Would you eat a robot? Swiss scientists want to create fully edible electronics — but I am not sure I want to have a bite at R2D2 anytime soon

 Edible robot.
Credit: EPFL

Swiss scientists at EPFL (École Spéciale de Lausanne), along with researchers from other universities, are working on creating robots that are not only functional but also biodegradable and safe to eat.

These robots could potentially reduce electronic waste, deliver nutrition and medicines, monitor health, and provide new culinary experiences.

The RoboFood project explores using edible materials to replace traditional non-edible components. For example, gelatin can be used in place of rubber, rice cookies used for foam, and chocolate films can protect robots in humid environments. Other innovative materials include a conductive ink made from activated carbon and gummy bears.

Challenges ahead

Progress on edible robots has been slow, but steady. In 2017, scientists created an edible gripper. In 2022, a drone with rice cookie wings and gelatin glue was designed, as well as a rolling robot with gelatin legs and an edible tilt sensor. In 2023, they developed the first rechargeable edible battery made from riboflavin and quercetin, capable of powering small devices safely.
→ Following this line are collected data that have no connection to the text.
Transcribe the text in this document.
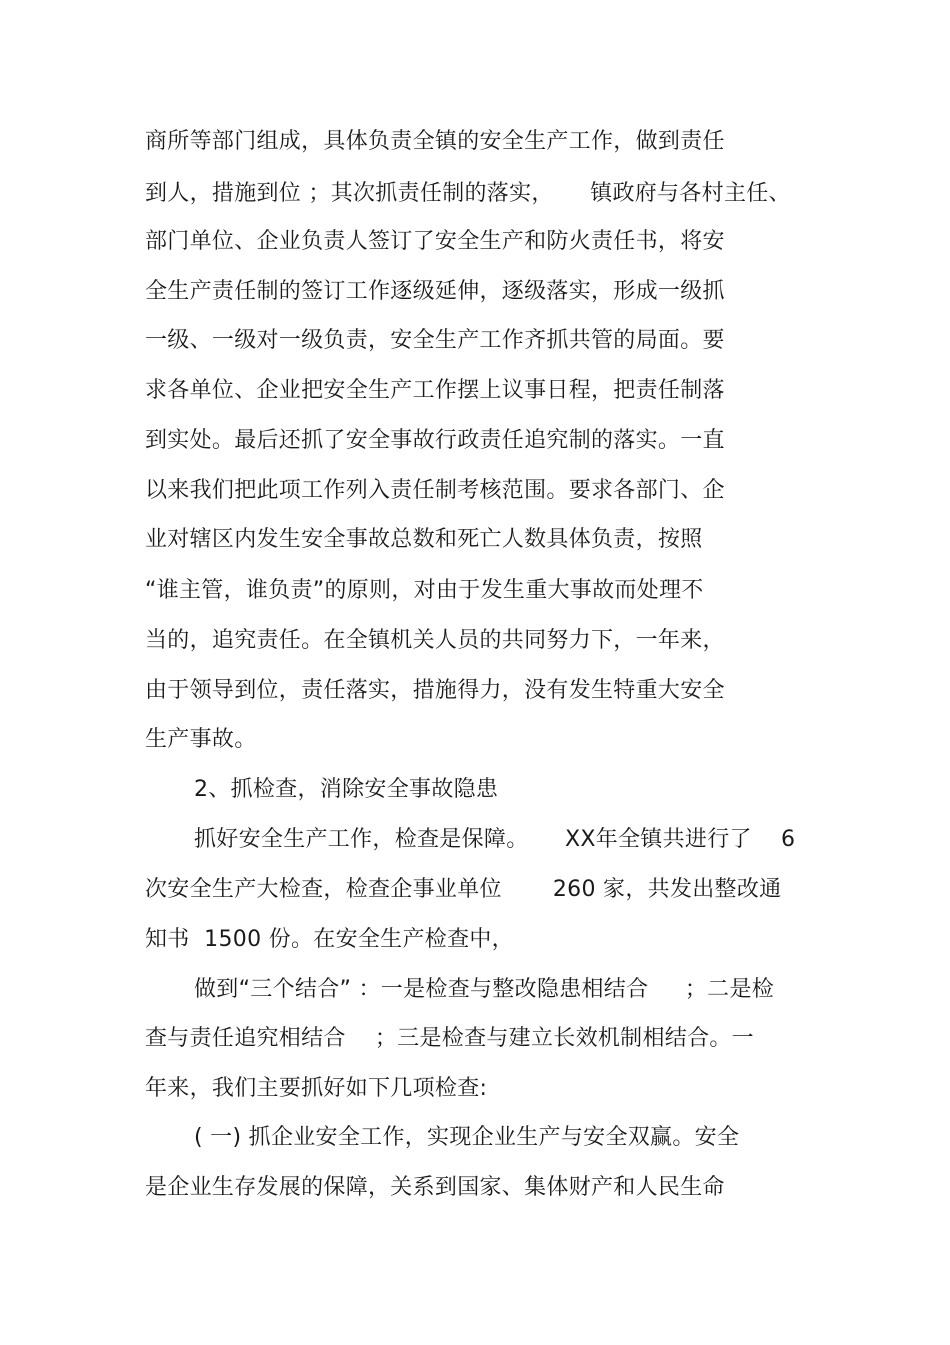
商所等部门组成，具体负责全镇的安全生产工作，做到责任
到人，措施到位 ；其次抓责任制的落实，     镇政府与各村主任、
部门单位、企业负责人签订了安全生产和防火责任书，将安
全生产责任制的签订工作逐级延伸，逐级落实，形成一级抓
一级、一级对一级负责，安全生产工作齐抓共管的局面。要
求各单位、企业把安全生产工作摆上议事日程，把责任制落
到实处。最后还抓了安全事故行政责任追究制的落实。一直
以来我们把此项工作列入责任制考核范围。要求各部门、企
业对辖区内发生安全事故总数和死亡人数具体负责，按照
“谁主管，谁负责”的原则，对由于发生重大事故而处理不
当的，追究责任。在全镇机关人员的共同努力下，一年来，
由于领导到位，责任落实，措施得力，没有发生特重大安全
生产事故。
2、抓检查，消除安全事故隐患
抓好安全生产工作，检查是保障。     XX年全镇共进行了    6
次安全生产大检查，检查企事业单位       260 家，共发出整改通
知书  1500 份。在安全生产检查中，
做到“三个结合” ：一是检查与整改隐患相结合     ；二是检
查与责任追究相结合    ；三是检查与建立长效机制相结合。一
年来，我们主要抓好如下几项检查:
( 一) 抓企业安全工作，实现企业生产与安全双赢。安全
是企业生存发展的保障，关系到国家、集体财产和人民生命
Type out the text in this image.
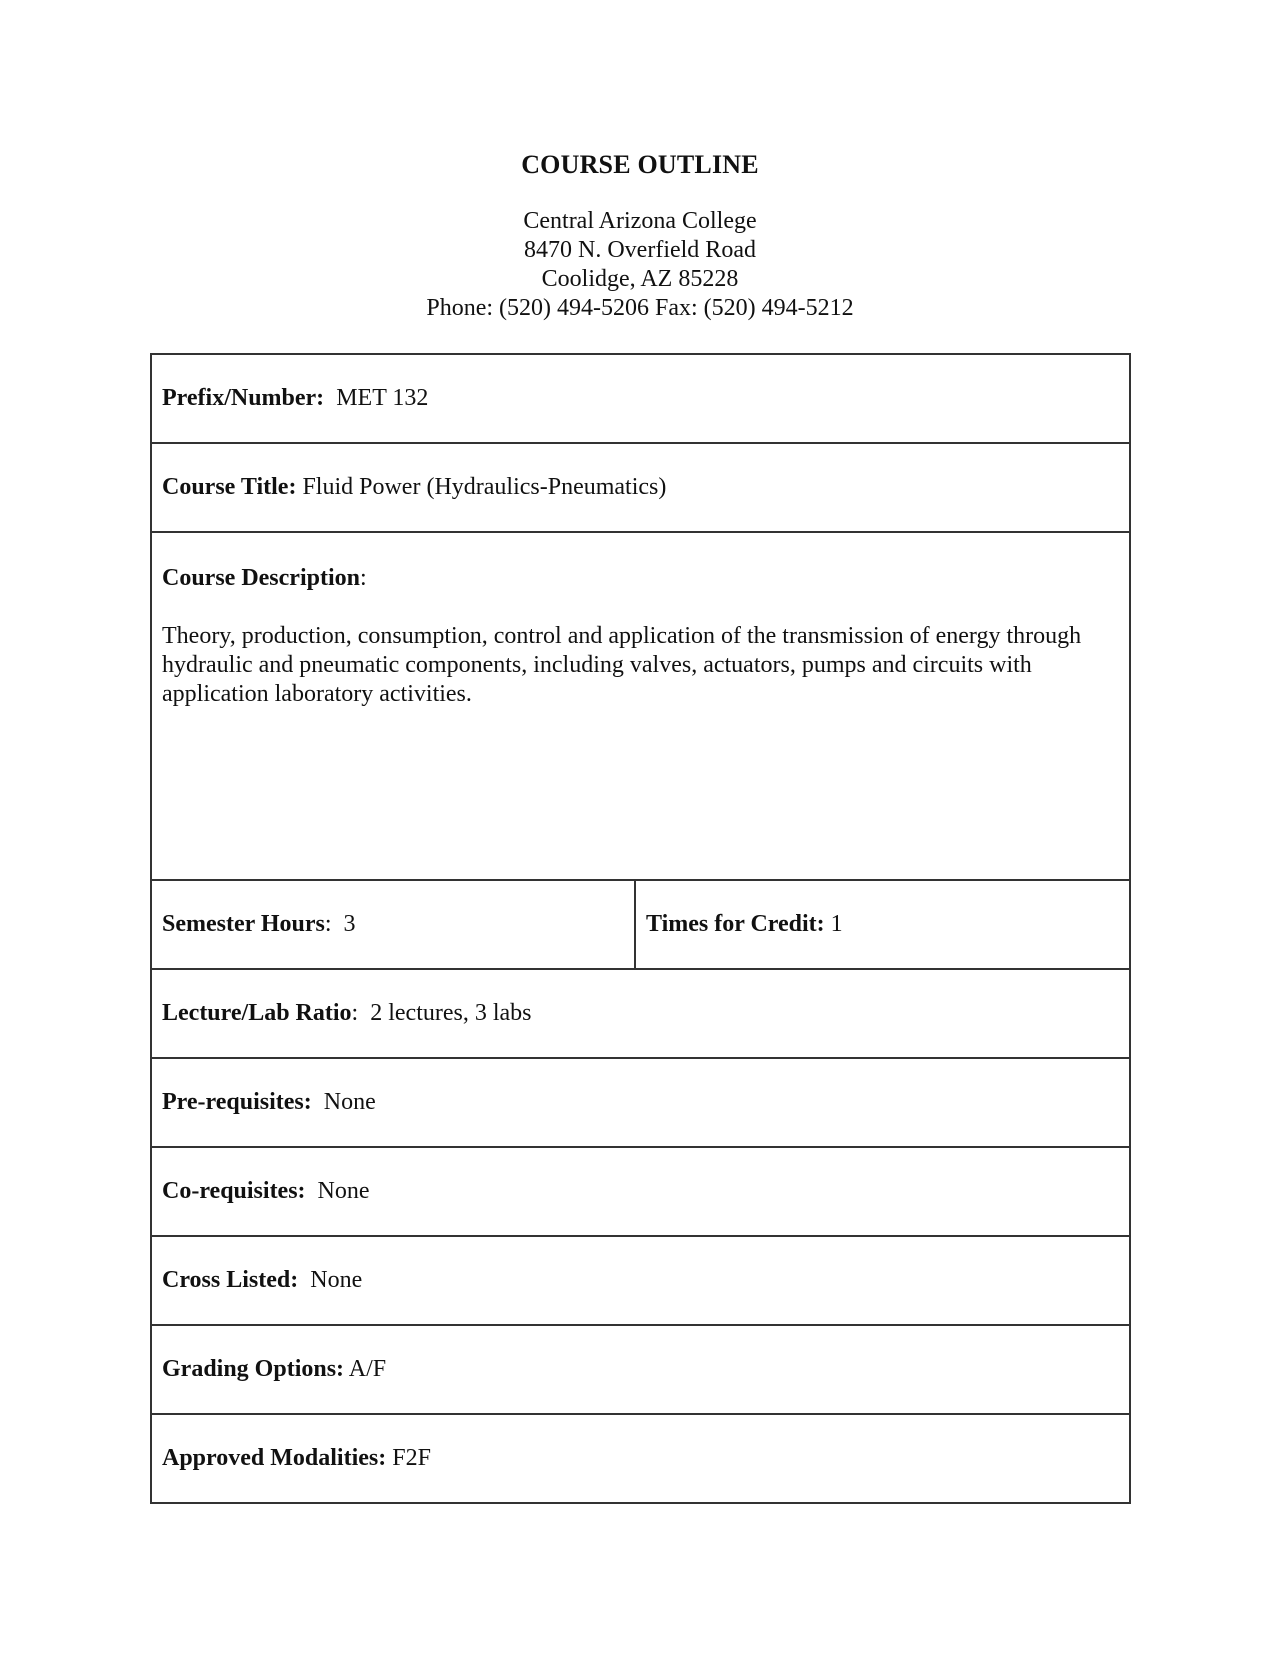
COURSE OUTLINE
Central Arizona College
8470 N. Overfield Road
Coolidge, AZ 85228
Phone: (520) 494-5206 Fax: (520) 494-5212
Prefix/Number: MET 132
Course Title: Fluid Power (Hydraulics-Pneumatics)

Course Description:
Theory, production, consumption, control and application of the transmission of energy through hydraulic and pneumatic components, including valves, actuators, pumps and circuits with application laboratory activities.

Semester Hours: 3	Times for Credit: 1
Lecture/Lab Ratio: 2 lectures, 3 labs
Pre-requisites: None
Co-requisites: None
Cross Listed: None
Grading Options: A/F
Approved Modalities: F2F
"Bringing robots and food together is a fascinating challenge," says Dario Floreano, director of the Laboratory of Intelligent Systems at EPFL and first author of new RoboFood perspective published in Nature Review Materials.

In 2021, Floreano joined forces with Remko Boom from Wageningen University, Jonathan Rossiter from the University of Bristol, and Mario Caironi from the Italian Institute of Technology to launch RoboFood.

Despite progress, challenges remain, such as understanding how humans and animals perceive reactive, edible robots, and integrating electrical and mechanical parts seamlessly. Researchers face hurdles in combining components that use electricity to function with those that use fluids and pressure to move.

Other problems in the quest to produce fully edible robots include working out how to miniaturize components and extend the shelf life of robotic food, as well as what is obviously a rather important step - how to make robots taste nice.